In Christchurch High Court, Justice Raynor Asher found Tower’s assessment of repair damage fell short of the insurance policy obligations to Matt and Valerie O’Loughlin.
In particular, the judge ruled Tower’s assessment involving an untried low mobility grout method for repairs to foundations was not in accordance with the policy, might not obtain resource consent, and might well encounter serious problems.
“The amount Tower has chosen to pay has not been shown to be the replacement value and does not equate to the actual cost of bringing the house back ‘to the same condition and extent as when new’ under the insurance contract," Justice Asher said.
The cost of rebuilding the house on the existing site is $620,000, and on a sound site in a comparable position elsewhere is $540,000. Justice Asher says the payment from Tower should reflect the $540,000 figure.
He says the O’Loughlins have chosen not to rebuild on the same damaged red-zone site and therefore the payment must be based on a good, new site.
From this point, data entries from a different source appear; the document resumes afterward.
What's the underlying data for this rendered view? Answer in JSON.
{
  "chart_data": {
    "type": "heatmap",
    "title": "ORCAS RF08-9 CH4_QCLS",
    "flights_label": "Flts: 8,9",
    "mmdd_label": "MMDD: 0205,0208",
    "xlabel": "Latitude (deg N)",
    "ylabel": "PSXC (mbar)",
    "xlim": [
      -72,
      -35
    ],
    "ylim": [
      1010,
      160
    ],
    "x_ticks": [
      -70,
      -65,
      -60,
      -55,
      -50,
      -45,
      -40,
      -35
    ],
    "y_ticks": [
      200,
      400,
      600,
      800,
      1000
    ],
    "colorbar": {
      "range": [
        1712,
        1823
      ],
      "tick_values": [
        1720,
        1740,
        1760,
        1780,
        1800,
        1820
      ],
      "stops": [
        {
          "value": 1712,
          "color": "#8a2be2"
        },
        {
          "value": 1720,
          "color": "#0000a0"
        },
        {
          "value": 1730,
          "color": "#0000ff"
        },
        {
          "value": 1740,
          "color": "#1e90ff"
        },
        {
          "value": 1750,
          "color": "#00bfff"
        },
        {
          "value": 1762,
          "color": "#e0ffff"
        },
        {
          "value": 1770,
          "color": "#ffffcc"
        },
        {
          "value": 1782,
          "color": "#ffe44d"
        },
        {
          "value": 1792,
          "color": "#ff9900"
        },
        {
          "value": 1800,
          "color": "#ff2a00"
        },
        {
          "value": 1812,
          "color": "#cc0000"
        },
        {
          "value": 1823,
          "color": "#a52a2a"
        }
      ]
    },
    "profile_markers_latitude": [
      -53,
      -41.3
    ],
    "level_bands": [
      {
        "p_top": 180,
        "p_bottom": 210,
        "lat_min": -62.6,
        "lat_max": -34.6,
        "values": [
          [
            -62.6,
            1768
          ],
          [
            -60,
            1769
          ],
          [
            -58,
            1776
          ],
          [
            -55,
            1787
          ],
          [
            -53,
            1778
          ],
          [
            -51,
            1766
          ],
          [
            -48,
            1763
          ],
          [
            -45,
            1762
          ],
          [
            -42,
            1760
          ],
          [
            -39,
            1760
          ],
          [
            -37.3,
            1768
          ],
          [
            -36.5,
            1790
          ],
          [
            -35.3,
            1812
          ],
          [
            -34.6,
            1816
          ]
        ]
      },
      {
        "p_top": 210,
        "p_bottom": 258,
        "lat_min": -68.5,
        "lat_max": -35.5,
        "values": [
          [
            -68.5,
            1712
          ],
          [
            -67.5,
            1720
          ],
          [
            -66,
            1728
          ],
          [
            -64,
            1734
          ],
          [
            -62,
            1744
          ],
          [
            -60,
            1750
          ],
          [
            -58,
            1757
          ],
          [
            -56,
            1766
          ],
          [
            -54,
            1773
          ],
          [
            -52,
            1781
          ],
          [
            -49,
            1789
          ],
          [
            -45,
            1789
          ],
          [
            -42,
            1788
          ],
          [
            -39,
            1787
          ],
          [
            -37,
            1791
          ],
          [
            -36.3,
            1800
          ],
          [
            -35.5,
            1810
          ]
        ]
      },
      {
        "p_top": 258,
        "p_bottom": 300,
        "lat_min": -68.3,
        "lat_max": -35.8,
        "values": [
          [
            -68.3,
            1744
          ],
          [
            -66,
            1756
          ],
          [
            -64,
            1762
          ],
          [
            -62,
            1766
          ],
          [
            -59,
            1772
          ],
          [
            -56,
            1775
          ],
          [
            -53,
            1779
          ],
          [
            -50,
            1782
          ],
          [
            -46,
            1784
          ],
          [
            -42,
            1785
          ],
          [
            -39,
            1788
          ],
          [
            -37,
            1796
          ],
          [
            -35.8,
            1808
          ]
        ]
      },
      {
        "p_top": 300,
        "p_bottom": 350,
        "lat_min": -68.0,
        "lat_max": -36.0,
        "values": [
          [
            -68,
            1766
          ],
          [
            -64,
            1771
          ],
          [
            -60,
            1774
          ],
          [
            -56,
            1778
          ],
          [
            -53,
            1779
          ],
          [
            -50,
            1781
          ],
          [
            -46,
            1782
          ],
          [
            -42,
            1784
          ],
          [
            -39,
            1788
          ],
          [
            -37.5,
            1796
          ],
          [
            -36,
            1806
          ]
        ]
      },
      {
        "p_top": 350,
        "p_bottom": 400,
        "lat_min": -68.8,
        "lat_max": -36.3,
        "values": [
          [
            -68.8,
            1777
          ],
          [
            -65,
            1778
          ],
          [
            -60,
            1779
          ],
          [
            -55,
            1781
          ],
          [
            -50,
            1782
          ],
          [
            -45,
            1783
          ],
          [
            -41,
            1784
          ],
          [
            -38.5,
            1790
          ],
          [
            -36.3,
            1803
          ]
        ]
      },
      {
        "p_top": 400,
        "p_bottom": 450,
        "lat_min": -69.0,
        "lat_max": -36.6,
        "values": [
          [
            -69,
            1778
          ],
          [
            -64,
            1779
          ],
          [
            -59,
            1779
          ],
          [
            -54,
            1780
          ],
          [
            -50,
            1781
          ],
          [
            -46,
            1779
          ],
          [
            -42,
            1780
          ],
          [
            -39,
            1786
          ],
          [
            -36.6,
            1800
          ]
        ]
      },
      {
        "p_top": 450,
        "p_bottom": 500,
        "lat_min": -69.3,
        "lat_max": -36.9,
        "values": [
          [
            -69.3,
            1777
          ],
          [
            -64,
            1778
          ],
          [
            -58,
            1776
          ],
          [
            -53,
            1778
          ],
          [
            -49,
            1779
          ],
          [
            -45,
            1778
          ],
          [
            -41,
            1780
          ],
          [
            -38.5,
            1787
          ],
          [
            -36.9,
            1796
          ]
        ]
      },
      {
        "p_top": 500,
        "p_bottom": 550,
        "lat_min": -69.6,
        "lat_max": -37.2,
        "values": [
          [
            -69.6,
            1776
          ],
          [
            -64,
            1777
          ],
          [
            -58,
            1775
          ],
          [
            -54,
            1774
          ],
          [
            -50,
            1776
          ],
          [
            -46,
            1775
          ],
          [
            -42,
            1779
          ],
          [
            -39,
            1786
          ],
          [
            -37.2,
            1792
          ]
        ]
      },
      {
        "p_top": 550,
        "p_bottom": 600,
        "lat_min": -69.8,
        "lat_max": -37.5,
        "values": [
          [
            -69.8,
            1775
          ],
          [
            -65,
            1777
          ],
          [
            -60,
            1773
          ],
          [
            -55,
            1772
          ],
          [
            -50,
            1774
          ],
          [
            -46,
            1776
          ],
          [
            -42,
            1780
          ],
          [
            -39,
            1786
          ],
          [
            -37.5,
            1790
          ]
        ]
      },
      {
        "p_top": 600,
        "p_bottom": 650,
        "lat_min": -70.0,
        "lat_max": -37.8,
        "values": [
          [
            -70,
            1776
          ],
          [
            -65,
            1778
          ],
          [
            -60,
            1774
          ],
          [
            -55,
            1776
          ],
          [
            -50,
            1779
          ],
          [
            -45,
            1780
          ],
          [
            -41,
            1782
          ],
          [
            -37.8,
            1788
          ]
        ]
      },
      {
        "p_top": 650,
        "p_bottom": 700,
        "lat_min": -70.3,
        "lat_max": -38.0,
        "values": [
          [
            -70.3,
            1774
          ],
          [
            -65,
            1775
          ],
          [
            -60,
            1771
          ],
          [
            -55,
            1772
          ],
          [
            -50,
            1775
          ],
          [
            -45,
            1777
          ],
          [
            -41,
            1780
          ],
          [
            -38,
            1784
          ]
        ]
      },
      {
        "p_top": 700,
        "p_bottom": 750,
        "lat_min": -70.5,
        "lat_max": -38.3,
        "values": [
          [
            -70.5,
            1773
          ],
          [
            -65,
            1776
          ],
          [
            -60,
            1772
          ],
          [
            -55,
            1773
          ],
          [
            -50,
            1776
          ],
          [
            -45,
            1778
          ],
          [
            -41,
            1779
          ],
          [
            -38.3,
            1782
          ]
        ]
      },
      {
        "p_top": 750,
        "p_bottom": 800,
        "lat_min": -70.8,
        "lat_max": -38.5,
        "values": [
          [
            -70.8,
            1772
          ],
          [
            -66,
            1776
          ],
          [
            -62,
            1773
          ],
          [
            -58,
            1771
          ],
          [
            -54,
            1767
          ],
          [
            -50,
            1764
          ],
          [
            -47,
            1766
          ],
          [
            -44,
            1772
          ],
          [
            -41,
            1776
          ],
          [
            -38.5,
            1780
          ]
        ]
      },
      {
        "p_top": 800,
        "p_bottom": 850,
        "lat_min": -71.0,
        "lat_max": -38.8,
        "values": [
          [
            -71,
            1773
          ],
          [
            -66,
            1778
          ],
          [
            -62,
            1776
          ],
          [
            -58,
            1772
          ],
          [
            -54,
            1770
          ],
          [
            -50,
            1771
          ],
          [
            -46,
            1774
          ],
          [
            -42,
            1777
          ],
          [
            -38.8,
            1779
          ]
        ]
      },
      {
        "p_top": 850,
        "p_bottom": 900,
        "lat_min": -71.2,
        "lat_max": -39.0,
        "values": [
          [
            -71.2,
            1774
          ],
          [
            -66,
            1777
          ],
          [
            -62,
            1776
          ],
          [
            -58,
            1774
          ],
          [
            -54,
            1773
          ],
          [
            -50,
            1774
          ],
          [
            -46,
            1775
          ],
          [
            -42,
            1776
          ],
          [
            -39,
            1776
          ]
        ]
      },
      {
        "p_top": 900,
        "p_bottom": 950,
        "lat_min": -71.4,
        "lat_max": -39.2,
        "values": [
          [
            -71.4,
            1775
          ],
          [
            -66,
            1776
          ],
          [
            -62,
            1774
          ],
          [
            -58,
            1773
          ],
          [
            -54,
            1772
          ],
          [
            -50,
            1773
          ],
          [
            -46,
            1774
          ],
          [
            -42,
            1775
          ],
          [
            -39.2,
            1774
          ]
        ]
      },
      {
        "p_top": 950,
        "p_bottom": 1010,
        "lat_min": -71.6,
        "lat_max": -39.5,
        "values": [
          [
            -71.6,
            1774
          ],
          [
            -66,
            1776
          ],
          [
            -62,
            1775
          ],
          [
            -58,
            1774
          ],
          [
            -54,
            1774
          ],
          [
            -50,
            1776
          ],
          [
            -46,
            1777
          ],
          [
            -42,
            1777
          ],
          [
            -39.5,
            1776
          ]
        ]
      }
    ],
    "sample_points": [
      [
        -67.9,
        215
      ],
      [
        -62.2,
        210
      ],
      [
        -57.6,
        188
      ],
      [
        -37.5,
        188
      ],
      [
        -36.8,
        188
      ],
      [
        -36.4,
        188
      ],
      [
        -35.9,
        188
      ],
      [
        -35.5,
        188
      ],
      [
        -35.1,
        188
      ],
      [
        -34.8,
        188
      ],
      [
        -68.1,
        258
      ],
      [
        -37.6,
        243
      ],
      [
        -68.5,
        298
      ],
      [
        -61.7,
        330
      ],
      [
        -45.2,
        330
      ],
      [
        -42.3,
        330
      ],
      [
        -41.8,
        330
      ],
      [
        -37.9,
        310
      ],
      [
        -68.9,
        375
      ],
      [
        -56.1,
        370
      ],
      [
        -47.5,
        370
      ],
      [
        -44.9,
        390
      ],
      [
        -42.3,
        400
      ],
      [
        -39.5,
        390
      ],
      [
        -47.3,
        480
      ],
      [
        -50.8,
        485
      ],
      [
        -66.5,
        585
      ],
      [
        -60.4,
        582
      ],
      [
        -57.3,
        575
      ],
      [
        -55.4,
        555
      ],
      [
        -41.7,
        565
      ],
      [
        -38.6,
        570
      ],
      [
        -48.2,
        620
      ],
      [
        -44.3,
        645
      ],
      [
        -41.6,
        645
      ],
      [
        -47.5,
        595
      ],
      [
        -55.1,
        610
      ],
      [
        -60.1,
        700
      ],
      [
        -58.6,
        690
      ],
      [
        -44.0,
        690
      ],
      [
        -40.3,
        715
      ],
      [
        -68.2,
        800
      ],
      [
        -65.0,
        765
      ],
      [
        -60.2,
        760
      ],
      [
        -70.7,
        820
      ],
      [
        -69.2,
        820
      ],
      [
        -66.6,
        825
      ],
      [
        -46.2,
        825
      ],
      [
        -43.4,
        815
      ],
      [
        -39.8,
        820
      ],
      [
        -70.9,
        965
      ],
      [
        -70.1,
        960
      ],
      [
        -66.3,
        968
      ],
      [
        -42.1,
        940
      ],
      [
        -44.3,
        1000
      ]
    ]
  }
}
There appears to be some irony in this aspect of the judge’s ruling because Tower had argued that its payment should reflect the cost of repair on the red-zoned section, even though it was never an option in reality.
Justice Asher ruled that the government’s red zoning of their property could not be taken into the assessment of their financial loss. Tower’s payment should only reflect their physical loss.
Justice Asher stopped short of determining the exact quantum of the payment and of costs, calling for further submissions from the lawyers.
Other dissatisfied insurance policy holders due to bring several cases before the court are likely to embrace the findings in their own challenges.